Frances Perkins, the first woman cabinet member and secretary of labor, was the most effective social worker in American history, an author said on Nov. 11 at Fordham.
“She was a remarkable public servant,” said Kirsten Downey, the author of The Woman Behind the New Deal: The Life of Frances Perkins, FDR’s Secretary of Labor and His Moral Conscience (Doubleday, 2009).
Downey, who reported on business for The Washington Post for 20 years, gave a talk on Perkins at Fordham’s Lincoln Center campus.
Perkins has a building named after her in Washington, D.C., but she isn’t a household name. That’s because she did whatever it took to get programs implemented, Downey said. Because she encountered opposition due to her gender, sometimes getting things done meant letting someone else have the spotlight.
“She always said 50 people organized could do anything,” Downey said. “I noticed throughout the nine years reporting for the book that with all these issues, there would be 50 people, but there was always one person among those 50 people, and that was Frances Perkins.”
The woman who would have an enormous influence over Franklin Roosevelt’s New Deal, Perkins was very goal directed and had a strong grasp of history and of capitalism’s booms and busts, Downey said.
“That’s one of the things we’re the beneficiary of—what they did during the New Deal was try to cushion people from the down times so they can do well during the good times,” she said.
Roosevelt, who had worked with Perkins when he was the governor of New York, asked her to become labor secretary at a grim time in American history.
Downey read an excerpt from her book:
An era of rampant speculation had come to an end. The stock market had collapsed. Banks were shutting down, stripping people of their lifetime savings. About a third of workers were unemployed. Wages were falling. Hundreds of thousands were homeless. Real estate prices were plummeting. And millions of homeowners faced foreclosure.
“Does that sound familiar?” Downey asked.
Despite the economic climate and opposition she would face from the ports, labor unions, businesses and conservatives, Perkins’ agenda was nothing short of breathtaking, Downey said.
A 40-hour work week, minimum wage, workers compensation, unemployment compensation, a federal law banning child labor, direct federal aid for unemployment relief, Social Security, revitalized public employment and national health insurance.
“She was proposing a fundamental radical restructuring of American society,” she said. “Perkins said to FDR, ‘Nothing like this has ever been done in the United States. You know that, don’t you?’”
Though he knew placing a woman in his cabinet would expose him to ridicule, FDR backed her. It would be one of his most important early decisions, Downey said.
Perkins would go on to see the programs she proposed to FDR, and more, get implemented, except for national health insurance.
“At that time, the American Medical Association said it would kill Social Security to prevent what they called socialized medicine,” Downey said. “FDR scuttled national health insurance to save Social Security and instead we got a patchwork system that we continue to deal with today.”
For people who think Perkins accomplished so much because times were easier, lobbyists were weaker and the courts were less hostile, Downey said to think again.
“The times she lived in were eerily parallel to our own.

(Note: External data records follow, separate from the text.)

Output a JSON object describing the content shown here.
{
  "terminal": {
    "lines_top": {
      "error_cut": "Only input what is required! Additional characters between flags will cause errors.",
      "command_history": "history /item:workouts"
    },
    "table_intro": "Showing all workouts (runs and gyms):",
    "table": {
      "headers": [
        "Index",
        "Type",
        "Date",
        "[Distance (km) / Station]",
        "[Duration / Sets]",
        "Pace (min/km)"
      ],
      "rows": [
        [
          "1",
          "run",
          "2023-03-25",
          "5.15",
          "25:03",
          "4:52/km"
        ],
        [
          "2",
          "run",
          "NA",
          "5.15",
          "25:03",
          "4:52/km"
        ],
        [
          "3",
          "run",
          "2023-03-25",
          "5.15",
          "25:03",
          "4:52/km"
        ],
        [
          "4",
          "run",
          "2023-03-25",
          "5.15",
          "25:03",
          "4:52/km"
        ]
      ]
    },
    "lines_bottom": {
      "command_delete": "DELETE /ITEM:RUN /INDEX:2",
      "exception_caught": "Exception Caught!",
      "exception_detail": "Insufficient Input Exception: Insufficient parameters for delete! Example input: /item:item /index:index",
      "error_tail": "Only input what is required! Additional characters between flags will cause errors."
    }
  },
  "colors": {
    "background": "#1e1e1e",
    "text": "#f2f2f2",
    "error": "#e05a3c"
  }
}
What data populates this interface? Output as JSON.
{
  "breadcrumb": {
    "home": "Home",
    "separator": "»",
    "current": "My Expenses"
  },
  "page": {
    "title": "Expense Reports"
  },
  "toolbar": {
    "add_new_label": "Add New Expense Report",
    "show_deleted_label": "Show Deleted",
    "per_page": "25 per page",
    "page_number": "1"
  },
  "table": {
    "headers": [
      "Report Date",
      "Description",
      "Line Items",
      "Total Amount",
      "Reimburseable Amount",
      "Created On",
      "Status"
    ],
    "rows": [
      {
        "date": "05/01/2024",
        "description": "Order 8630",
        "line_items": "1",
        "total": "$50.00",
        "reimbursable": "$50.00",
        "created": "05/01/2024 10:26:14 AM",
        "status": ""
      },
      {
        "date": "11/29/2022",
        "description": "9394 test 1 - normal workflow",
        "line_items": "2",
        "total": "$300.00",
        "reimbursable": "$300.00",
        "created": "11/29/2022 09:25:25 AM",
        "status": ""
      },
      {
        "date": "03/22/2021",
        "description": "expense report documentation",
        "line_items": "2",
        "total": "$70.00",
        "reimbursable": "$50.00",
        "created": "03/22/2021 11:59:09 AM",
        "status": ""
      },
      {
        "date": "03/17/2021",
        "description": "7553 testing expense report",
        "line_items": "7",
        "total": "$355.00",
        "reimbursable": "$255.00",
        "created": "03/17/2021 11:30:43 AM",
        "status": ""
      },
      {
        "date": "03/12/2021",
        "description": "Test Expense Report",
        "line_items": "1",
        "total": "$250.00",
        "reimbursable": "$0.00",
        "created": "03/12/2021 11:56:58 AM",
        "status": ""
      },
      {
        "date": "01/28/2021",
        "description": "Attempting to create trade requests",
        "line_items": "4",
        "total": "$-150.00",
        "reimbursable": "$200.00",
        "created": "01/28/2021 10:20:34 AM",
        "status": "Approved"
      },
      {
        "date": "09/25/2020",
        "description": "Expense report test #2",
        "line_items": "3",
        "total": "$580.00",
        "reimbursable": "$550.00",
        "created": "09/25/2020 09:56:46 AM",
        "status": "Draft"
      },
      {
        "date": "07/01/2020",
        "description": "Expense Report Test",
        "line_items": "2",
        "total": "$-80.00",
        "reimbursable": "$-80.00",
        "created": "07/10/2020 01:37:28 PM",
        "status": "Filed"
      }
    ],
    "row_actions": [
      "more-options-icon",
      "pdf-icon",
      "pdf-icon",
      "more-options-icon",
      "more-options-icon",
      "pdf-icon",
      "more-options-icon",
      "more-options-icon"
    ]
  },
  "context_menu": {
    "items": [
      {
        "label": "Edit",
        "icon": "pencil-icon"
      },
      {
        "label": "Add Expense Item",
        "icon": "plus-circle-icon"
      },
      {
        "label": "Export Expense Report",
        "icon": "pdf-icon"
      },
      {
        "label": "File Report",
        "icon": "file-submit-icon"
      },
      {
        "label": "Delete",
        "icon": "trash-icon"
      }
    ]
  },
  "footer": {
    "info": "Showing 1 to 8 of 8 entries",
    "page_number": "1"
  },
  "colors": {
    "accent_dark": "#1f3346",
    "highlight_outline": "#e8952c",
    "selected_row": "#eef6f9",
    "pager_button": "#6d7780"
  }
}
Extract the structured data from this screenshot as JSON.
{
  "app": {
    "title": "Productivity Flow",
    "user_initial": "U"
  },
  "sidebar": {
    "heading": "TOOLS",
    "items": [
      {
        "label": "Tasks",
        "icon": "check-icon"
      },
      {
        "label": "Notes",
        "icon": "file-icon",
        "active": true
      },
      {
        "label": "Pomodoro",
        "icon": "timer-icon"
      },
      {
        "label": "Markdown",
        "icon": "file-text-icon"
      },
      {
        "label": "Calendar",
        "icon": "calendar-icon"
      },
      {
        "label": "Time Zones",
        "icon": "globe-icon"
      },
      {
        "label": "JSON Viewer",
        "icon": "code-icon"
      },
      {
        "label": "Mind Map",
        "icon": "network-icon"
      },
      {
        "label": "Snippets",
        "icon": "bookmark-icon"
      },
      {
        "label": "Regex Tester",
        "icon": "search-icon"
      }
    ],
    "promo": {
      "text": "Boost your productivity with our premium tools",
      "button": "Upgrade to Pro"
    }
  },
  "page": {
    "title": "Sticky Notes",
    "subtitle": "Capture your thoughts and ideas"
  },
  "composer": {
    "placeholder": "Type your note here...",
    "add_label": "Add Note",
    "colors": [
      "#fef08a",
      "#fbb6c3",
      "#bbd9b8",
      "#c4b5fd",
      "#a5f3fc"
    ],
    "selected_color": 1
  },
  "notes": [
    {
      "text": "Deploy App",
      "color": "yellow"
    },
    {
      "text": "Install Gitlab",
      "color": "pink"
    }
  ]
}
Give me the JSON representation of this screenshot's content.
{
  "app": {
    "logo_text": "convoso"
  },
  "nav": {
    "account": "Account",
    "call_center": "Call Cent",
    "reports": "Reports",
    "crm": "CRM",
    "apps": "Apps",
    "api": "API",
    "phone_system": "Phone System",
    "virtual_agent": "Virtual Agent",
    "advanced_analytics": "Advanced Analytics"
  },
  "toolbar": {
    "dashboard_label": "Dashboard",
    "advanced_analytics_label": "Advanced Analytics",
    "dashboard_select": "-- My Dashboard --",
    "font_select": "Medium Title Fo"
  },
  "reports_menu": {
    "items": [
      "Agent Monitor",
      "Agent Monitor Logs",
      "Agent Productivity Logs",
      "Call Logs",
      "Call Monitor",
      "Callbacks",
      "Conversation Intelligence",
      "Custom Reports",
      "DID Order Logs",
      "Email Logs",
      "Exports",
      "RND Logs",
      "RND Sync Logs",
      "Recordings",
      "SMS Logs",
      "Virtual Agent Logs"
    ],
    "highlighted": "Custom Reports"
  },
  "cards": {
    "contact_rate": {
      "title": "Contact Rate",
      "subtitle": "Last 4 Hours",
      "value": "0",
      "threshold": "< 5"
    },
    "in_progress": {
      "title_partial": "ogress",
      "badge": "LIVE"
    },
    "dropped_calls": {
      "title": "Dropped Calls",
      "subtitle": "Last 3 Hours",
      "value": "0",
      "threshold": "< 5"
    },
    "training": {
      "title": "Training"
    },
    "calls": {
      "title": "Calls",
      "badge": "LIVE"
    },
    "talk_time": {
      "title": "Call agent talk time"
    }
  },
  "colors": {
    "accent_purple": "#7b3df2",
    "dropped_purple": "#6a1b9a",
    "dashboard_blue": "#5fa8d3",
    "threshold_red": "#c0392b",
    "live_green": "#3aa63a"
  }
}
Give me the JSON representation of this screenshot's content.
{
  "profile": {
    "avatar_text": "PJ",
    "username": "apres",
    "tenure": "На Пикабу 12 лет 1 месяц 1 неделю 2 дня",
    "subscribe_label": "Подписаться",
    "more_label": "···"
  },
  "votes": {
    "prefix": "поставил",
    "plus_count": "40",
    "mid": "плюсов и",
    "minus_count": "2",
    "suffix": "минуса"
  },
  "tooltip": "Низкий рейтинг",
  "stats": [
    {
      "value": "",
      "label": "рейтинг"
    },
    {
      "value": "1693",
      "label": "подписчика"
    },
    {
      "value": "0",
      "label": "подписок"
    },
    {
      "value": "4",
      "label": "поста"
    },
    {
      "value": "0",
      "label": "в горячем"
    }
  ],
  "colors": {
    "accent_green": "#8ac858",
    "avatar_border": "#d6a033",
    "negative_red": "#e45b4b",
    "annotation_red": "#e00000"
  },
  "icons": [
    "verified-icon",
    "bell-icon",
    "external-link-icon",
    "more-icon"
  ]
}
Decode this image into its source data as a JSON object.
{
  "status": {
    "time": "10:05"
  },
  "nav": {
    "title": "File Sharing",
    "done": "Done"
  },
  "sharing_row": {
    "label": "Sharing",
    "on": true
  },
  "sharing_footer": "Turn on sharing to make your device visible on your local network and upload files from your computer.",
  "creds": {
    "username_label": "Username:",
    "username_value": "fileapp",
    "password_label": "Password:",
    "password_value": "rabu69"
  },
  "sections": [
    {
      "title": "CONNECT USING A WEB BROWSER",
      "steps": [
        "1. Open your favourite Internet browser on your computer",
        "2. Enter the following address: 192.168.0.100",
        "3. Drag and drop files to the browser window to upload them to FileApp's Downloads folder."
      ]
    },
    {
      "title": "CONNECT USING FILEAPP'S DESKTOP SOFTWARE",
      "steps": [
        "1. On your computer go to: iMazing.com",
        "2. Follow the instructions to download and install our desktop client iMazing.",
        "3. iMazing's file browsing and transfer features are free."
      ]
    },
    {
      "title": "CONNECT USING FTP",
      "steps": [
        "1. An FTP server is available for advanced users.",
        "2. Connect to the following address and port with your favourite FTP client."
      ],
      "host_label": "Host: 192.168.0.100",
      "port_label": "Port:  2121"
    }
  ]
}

Her whole life, in many ways, mirrors the challenges and issues we are facing today,” she said. “A huge influx of immigration was changing the population and stirring a lot of resentment. The gap between the rich and poor was growing, just like now.”
The role of women also was changing. In fact, Perkins could not vote until she was 40 years old.
“She and other women had to reinvent themselves. They had to imagine themselves in a new world. She did her best to change the world, but she also did a lot of things to reinvent herself.”
Perkins changed her name from “Fanny” to the more gender-neutral “Frances.” Gone were the frilly blouses; she stopped wearing makeup and donned dark dresses and hats.
“It was part of her core realism,” Downey said. “A woman who looks like your mother gets more respect.”
Perkins was proud to call herself a social worker, Downey said.
“She always referred to her social work inquiry skills as key to understanding the nature and causes of complex problems. As a society we have so much to learn from her and you, individually, can take so much into the civic arena as social workers,” she said.
The James R. Dumpson Chair in Child Welfare Studies in the Graduate School of Social Service sponsored the lecture.